La llave estaba colgada en un clavo al lado derecho de la puerta. Una
llave muy grande, de hierro y cuyo óxido se pegó a mis dedos y a toda la mano. Antes
de meter la llave en la cerradura miré por ella y apenas pude ver nada, una
sombra tapó el agujero en ese momento. Mi reacción fue marcharme, bajar de dos
en dos las escaleras, pero el miedo de la niñez no podría acobardarme ahora. La
cerradura crujió dos veces, una en cada vuelta, y tras un fuerte empujón la
madera cedió dando paso a una estancia
oscura y amplia llena de muebles viejos,
unos tapados con sábanas y otros por una densa capa de polvo. Las arañas
deambulaban en su paraíso solo mancillado por mi presencia; las palomas que
había en uno de los rincones aleteaban y daban topetazos unas con otras más asustadas que yo. Allí no había restos de
ratas ni de murciélagos ni de ningún otro animal que tanto miedo engendró en mi niñez. Lo único que llamó mi atención fue una maleta de cartón piedra de color marrón
que descansaba encima de una mesa esperando a que alguien la abriera. Me fui
hacia ella con paso decidido, le revisé concienzudamente, la levanté y la miré
por debajo, por encima, por los costados, tenía algunos roces pero nada serio. Se
veía que no había viajado mucho, tal vez mi padre no la usó por miedo a que se le deformara con la
lluvia, el siempre viajaba en invierno.
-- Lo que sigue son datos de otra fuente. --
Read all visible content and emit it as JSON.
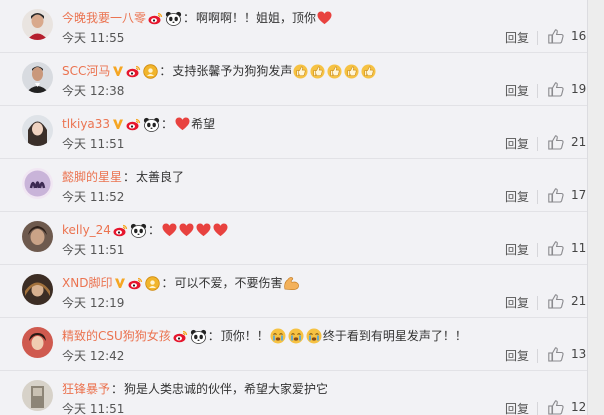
{
  "reply_label": "回复",
  "colors": {
    "username": "#eb7350",
    "heart": "#e8423f",
    "vip_badge": "#f5a623",
    "background": "#f2f2f5"
  },
  "comments": [
    {
      "username": "今晚我要一八零",
      "badges": [
        "weibo-logo-badge",
        "panda-badge"
      ],
      "text": "啊啊啊！！姐姐，顶你",
      "trailing_emoji": [
        "heart"
      ],
      "time": "今天 11:55",
      "likes": "16"
    },
    {
      "username": "SCC河马",
      "badges": [
        "v-badge",
        "weibo-logo-badge",
        "gold-medal-badge"
      ],
      "text": "支持张馨予为狗狗发声",
      "trailing_emoji": [
        "thumbs-up",
        "thumbs-up",
        "thumbs-up",
        "thumbs-up",
        "thumbs-up"
      ],
      "time": "今天 12:38",
      "likes": "19"
    },
    {
      "username": "tlkiya33",
      "badges": [
        "v-badge",
        "weibo-logo-badge",
        "panda-badge"
      ],
      "leading_emoji": [
        "heart"
      ],
      "text": "希望",
      "time": "今天 11:51",
      "likes": "21"
    },
    {
      "username": "懿脚的星星",
      "badges": [],
      "text": "太善良了",
      "time": "今天 11:52",
      "likes": "17"
    },
    {
      "username": "kelly_24",
      "badges": [
        "weibo-logo-badge",
        "panda-badge"
      ],
      "leading_emoji": [
        "heart",
        "heart",
        "heart",
        "heart"
      ],
      "text": "",
      "time": "今天 11:51",
      "likes": "11"
    },
    {
      "username": "XND脚印",
      "badges": [
        "v-badge",
        "weibo-logo-badge",
        "gold-medal-badge"
      ],
      "text": "可以不爱，不要伤害",
      "trailing_emoji": [
        "strong-arm"
      ],
      "time": "今天 12:19",
      "likes": "21"
    },
    {
      "username": "精致的CSU狗狗女孩",
      "badges": [
        "weibo-logo-badge",
        "panda-badge"
      ],
      "text": "顶你！！",
      "text2": "终于看到有明星发声了！！",
      "mid_emoji": [
        "crying-face",
        "crying-face",
        "crying-face"
      ],
      "time": "今天 12:42",
      "likes": "13"
    },
    {
      "username": "狂锋暴予",
      "badges": [],
      "text": "狗是人类忠诚的伙伴，希望大家爱护它",
      "time": "今天 11:51",
      "likes": "12"
    }
  ]
}
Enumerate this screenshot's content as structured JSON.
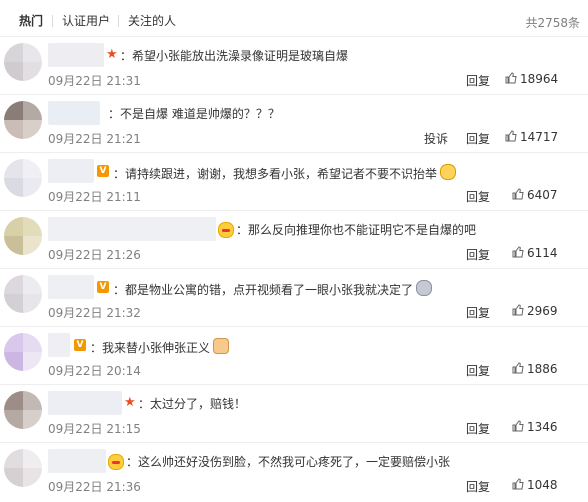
{
  "tabs": [
    "热门",
    "认证用户",
    "关注的人"
  ],
  "total": "共2758条",
  "reply_label": "回复",
  "report_label": "投诉",
  "comments": [
    {
      "text": "：希望小张能放出洗澡录像证明是玻璃自爆",
      "date": "09月22日 21:31",
      "likes": "18964",
      "badge": "star",
      "emoji": null
    },
    {
      "text": "：不是自爆 难道是帅爆的？？？",
      "date": "09月22日 21:21",
      "likes": "14717",
      "badge": null,
      "emoji": null
    },
    {
      "text": "：请持续跟进，谢谢，我想多看小张，希望记者不要不识抬举",
      "date": "09月22日 21:11",
      "likes": "6407",
      "badge": "v",
      "emoji": "face"
    },
    {
      "text": "：那么反向推理你也不能证明它不是自爆的吧",
      "date": "09月22日 21:26",
      "likes": "6114",
      "badge": null,
      "emoji": null
    },
    {
      "text": "：都是物业公寓的错，点开视频看了一眼小张我就决定了",
      "date": "09月22日 21:32",
      "likes": "2969",
      "badge": "v",
      "emoji": "gray"
    },
    {
      "text": "：我来替小张伸张正义",
      "date": "09月22日 20:14",
      "likes": "1886",
      "badge": "v",
      "emoji": "hand"
    },
    {
      "text": "：太过分了，赔钱！",
      "date": "09月22日 21:15",
      "likes": "1346",
      "badge": "star",
      "emoji": null
    },
    {
      "text": "：这么帅还好没伤到脸，不然我可心疼死了，一定要赔偿小张",
      "date": "09月22日 21:36",
      "likes": "1048",
      "badge": null,
      "emoji": null
    }
  ]
}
Recuerdo que solía hacerlo con una de
piel roja, con unas hebillas y con una cerradura cuya llave se colgaba del
cuello cuando salía de casa.
Abrí la maleta, en ella había recortes de periódico amarilleados por el tiempo,
cintas de radiocasete, un cortaúñas, monedas de otros países y un espejo. Me miré largo tiempo en él buscándome. Detrás del espejo había una nota pegada con
un trozo de esparadrapo marrón que decía “Pablo, no tengas miedo a lo
desconocido, ten miedo de ti mismo”
firmado: Papá.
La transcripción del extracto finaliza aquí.